Celui-ci a été renforcé cette année par le positionnement de caméras de détection des départs de feux sur les points hauts du département, comme le Pic Saint-Loup, et la mise en service de drones équipés de caméras thermiques. “Outre son rôle majeur de coupe-feu face aux incendies, le vignoble représente, avec ses 800 M€ de chiffre d’affaires, la 2e composante majeure de notre PIB derrière le tourisme. C’est donc notre devoir de protéger les acteurs de la viticulture. D’autant que, par sa contribution indéniable à la ‘carte postale’ départementale et le développement de l’œnotourisme, son impact sur le tourisme est tout sauf négligeable”, poursuit encore Kléber Mesquida.

Le plan Hérault irrigation

Soucieux de donner le maximum de moyens possibles pour la pérennisation de cette viticulture face aux vents contraires du changement climatique, le président du Département a réitéré ses ambitions vis-à-vis du schéma Hérault irrigation voté en décembre 2018. Celui-ci fait suite à une étude, menée conjointement avec la Chambre d’agriculture et les acteurs de l’eau, qui a permis d’identifier les besoins relatifs à l’irrigation sur le territoire et évaluer les solutions envisageables.

34 500 ha sont aujourd’hui irrigués, mais 42 000 ha supplémentaires (dont 35 500 ha de vignes) ont été identifiés en besoin d’eau. “Le Département a ciblé des solutions pour 22 000 de ces 42 000 ha. 12 477 ha peuvent être desservis à partir de ressources disponibles à l’heure actuelle, 4 800 ha pourraient être alimentés grâce à l’optimisation du Salagou et d’Aqua Domitia à moyen terme.
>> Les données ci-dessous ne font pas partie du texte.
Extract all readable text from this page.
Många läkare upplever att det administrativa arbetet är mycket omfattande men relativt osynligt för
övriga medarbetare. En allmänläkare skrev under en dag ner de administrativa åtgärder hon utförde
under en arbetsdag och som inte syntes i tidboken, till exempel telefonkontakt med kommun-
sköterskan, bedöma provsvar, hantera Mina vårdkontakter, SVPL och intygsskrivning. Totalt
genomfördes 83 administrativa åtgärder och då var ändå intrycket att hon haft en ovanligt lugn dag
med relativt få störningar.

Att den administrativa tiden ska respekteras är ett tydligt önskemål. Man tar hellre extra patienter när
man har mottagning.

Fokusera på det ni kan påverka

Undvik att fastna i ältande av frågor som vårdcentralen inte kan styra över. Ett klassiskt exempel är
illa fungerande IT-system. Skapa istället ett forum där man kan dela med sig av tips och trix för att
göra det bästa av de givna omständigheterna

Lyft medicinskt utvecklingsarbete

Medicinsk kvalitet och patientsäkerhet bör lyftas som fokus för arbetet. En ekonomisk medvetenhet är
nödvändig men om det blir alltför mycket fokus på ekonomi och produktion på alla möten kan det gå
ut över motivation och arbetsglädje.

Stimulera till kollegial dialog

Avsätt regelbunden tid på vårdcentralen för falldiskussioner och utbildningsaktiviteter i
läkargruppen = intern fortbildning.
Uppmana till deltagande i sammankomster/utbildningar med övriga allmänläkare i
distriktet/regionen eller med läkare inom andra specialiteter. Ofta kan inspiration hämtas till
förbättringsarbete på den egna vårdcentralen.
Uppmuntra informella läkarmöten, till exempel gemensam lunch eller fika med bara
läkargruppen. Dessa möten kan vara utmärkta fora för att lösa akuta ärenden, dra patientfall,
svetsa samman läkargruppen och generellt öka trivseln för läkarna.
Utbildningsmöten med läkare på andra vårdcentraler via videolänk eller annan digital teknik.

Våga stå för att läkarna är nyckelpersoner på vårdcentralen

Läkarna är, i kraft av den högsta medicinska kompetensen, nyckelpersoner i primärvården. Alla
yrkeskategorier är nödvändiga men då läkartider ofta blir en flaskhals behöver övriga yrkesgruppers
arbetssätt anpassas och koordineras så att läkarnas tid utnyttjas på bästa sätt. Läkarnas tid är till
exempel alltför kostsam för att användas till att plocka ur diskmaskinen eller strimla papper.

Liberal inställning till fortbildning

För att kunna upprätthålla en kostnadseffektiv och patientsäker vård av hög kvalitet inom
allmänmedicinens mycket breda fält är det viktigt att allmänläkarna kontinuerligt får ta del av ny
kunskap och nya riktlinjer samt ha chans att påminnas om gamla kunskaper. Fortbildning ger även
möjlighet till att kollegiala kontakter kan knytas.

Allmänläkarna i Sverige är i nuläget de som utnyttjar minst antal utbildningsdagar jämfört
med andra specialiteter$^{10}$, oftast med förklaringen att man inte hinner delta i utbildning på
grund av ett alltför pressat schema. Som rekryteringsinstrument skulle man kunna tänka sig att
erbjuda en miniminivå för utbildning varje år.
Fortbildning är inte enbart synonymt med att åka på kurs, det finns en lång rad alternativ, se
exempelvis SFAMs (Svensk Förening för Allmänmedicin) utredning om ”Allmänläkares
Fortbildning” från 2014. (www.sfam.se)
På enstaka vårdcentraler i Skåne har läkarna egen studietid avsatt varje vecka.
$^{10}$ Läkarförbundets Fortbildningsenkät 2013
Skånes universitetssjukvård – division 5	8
Enfin, 5 200 ha pourraient être solutionnés à long terme par la création de retenues collinaires”, nous avait précisé au mois de mai Yvon Pellet, conseiller départemental délégué à la viticulture et à l’Observatoire viticole.

Le lac du Salagou est particulièrement visé dans le cadre de l’optimisation des ressources existantes. “Il ne faut pas oublier que le Salagou a été créé à l’origine pour les agriculteurs. Le lac est maintenant un important pôle d’attraction touristique et nous ne nous en plaignons pas, mais des solutions sont envisageables pour solliciter davantage son eau en direction de l’agriculture sans toucher à son attrait touristique”, avait rappelé Yvon Pellet.

Investir dans des pontons flottants, réalimenter son niveau avec l’eau de la Lergue, ou rehausser le niveau de sa côte d’exploitation font partie des solutions en cours d’étude. De même, quatre projets d’extension à partir du déploiement d’Aqua Domitia sont envisagés pour desservir des zones identifiées en besoin. Le barrage des Olivettes, à Vailhan, pourrait, lui aussi, être davantage sollicité, “car des pertes sur le réseau sont identifiées. Sa modernisation permettrait d’alimenter plus de surfaces en irrigation”, précise Yvon Pellet.

Retenues collinaires et confusion sexuelle

Enfin, sur les zones où aucune autre alternative ne sera possible, la création de retenues collinaires est espérée à plus long terme. “Sur 22 sites possibles, seuls 9 pourraient être réellement concernés par les retenues. Nous n’excluons cependant pas l’implantation de micro-retenues portées par des petits groupes d’exploitants”, poursuit encore Yvon Pellet. L’ensemble des interventions de la stratégie Hérault Irrigation est évaluée à 310 M€ par le Département. Il en a proposé le co-financement à l’Europe, l’Agence de l’eau Rhône-Méditerranée-Corse (RMC), la Région Occitanie, les EPCI, pour parvenir à des résultats probants à l’horizon 2030.